Sarah’s friend Jed has lived on an estate in Hull all his life. He lives with obesity, and thinks areas like his can have a big effect on the health of those living there. Across the road from his house, he remembers the parade of shops once having a greengrocer’s and a butcher’s – now eight of the 20 shops are fast-food outlets.
“We’ve got a chicken place, we’ve got a burger place, we have got a fish shop, we’ve got a kebab shop, another kebab place, another chip shop, and a Chinese,” he says.
Jed says that he recently signed a petition to try to prevent another takeaway from opening.
“If you look at any area in your city, which is at a low level of socio-economic standing, I guarantee there’s going to be more takeaways. We don’t need to kick areas like this down. We need to lift them up.”
After training for the triathlon and losing eight-and-a-half stone, Sarah continued to train regularly and eat well. But she noticed that gradually she started to become heavier. Whatever she did, it made no difference.

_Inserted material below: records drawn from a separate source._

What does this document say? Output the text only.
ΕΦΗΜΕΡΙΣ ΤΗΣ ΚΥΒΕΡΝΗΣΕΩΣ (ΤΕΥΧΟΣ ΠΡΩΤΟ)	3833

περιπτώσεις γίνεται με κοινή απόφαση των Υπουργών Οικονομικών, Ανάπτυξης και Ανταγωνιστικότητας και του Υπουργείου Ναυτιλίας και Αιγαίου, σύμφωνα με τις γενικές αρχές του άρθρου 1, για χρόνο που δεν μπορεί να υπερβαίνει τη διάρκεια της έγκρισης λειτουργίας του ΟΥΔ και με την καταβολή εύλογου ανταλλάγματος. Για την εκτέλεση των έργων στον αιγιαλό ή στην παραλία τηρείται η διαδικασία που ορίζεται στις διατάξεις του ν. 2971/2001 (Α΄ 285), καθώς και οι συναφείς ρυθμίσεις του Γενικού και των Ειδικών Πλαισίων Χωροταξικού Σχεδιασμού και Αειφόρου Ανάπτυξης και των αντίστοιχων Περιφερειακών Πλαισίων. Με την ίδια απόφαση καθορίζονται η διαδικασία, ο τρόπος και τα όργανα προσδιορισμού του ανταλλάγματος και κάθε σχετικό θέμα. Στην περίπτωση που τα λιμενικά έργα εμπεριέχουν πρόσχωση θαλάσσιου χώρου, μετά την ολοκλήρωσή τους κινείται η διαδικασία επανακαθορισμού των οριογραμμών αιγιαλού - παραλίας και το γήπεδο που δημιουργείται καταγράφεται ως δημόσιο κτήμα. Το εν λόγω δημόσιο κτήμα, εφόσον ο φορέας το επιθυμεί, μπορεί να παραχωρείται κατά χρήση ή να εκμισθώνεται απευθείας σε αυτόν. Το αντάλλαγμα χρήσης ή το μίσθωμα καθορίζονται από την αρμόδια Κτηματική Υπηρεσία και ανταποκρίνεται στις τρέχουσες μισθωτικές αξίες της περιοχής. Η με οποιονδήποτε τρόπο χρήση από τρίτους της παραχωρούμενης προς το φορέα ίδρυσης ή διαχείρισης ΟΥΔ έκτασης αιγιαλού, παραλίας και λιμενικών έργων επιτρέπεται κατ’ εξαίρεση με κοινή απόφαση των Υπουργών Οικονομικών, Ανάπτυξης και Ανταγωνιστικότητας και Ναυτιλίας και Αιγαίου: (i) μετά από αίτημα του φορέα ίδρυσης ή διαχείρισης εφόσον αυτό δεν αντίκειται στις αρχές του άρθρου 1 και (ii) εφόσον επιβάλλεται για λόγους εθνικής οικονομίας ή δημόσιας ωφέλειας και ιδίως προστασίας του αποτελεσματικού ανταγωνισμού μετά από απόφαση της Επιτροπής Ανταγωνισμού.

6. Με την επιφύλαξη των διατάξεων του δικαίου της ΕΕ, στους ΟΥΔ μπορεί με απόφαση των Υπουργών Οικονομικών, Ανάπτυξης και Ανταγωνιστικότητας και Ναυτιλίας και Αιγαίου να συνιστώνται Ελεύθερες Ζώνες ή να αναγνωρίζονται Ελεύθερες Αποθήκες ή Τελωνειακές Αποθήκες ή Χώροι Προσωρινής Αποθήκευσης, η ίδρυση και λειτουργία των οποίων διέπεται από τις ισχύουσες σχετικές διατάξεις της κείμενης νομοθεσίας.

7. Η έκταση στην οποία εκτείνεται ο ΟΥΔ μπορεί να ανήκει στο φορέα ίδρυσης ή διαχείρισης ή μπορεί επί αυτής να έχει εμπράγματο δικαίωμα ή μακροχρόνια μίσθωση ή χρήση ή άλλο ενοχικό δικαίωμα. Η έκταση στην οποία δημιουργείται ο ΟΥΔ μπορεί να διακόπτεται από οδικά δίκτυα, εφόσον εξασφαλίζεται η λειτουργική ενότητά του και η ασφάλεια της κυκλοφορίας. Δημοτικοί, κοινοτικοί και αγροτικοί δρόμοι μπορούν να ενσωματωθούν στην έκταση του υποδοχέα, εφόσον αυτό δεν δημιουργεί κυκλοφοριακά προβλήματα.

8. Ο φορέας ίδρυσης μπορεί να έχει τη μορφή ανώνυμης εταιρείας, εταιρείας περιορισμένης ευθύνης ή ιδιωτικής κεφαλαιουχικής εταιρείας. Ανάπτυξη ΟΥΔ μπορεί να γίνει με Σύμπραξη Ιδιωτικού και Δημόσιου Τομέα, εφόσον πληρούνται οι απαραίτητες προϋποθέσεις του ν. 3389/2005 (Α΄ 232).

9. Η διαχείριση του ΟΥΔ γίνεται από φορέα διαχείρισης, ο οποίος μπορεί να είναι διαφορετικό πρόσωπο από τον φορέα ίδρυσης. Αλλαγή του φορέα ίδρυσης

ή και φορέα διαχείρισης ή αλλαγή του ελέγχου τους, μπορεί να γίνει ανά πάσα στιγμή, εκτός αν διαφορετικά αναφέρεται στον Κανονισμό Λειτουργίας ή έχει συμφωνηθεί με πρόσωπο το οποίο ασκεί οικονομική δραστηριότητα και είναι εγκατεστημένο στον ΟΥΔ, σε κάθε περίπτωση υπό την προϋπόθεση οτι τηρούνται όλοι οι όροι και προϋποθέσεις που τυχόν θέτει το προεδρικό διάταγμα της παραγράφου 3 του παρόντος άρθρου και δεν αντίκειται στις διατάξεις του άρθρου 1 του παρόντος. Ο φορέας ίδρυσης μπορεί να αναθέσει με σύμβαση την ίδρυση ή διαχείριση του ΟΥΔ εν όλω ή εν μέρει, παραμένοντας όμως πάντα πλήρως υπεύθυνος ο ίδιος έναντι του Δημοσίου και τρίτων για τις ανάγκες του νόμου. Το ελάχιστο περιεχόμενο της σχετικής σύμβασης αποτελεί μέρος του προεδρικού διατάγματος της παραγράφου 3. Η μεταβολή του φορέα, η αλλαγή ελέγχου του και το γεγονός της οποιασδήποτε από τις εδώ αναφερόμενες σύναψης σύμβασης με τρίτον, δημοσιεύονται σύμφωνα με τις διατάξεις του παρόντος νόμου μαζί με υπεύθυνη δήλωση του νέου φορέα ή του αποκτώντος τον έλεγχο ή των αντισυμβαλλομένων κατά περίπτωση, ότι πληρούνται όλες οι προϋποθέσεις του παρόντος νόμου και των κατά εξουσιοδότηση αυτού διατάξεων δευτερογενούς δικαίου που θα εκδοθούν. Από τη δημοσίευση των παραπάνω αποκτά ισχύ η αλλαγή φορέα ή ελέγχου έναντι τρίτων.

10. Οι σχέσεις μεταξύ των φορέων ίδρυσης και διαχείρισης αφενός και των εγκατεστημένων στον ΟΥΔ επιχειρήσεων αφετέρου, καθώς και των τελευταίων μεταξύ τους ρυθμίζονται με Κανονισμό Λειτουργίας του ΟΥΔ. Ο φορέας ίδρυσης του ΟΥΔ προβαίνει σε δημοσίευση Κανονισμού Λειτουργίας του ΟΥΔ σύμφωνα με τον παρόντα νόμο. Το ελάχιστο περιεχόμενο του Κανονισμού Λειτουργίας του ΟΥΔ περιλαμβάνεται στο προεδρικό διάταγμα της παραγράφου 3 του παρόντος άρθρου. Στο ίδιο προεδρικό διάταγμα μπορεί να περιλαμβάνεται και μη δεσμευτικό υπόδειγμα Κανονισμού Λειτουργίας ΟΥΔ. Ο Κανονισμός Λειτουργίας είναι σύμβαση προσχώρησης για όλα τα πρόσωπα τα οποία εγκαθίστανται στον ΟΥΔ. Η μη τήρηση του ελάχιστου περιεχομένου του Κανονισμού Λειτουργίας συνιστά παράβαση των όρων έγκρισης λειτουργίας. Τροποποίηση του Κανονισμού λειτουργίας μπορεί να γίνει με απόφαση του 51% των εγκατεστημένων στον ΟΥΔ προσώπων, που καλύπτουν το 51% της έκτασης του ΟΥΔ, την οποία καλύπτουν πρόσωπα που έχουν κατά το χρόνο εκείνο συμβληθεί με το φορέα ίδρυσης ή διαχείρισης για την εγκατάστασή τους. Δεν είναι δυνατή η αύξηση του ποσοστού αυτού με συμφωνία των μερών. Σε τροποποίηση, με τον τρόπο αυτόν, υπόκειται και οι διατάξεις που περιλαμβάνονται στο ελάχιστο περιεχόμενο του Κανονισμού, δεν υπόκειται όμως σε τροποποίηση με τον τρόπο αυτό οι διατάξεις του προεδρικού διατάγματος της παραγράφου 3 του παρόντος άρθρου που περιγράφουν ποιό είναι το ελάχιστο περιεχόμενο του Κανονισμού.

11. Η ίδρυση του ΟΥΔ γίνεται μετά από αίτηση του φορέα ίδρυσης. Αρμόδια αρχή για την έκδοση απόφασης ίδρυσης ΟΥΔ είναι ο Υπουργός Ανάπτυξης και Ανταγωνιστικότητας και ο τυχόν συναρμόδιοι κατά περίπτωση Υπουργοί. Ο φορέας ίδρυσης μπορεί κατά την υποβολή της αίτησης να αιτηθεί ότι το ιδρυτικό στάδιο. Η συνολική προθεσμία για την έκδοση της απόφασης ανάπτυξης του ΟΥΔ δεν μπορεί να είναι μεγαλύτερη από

Dr Abd Tahrani, a senior lecturer in obesity medicine at the University of Birmingham, says there are a lot of people who are “biologically pre-designed to conserve energy”, which is stored as fat. He explains that signals from the hypothalamus – the part of the brain that controls appetite – bombard the person with feelings of hunger and a desire to eat, that are almost impossible to fight.
So even if the person successfully loses several stone by dieting, their body remembers its baseline weight and strives to return to it.
Studies from GP records in the UK showed that the annual chance of achieving normal weight in people with morbid obesity is one-in-700 to one-in-1,000.
As Sarah started to research obesity, she realised that after a lifetime of blaming herself, she understood that it was actually her body “working against her”.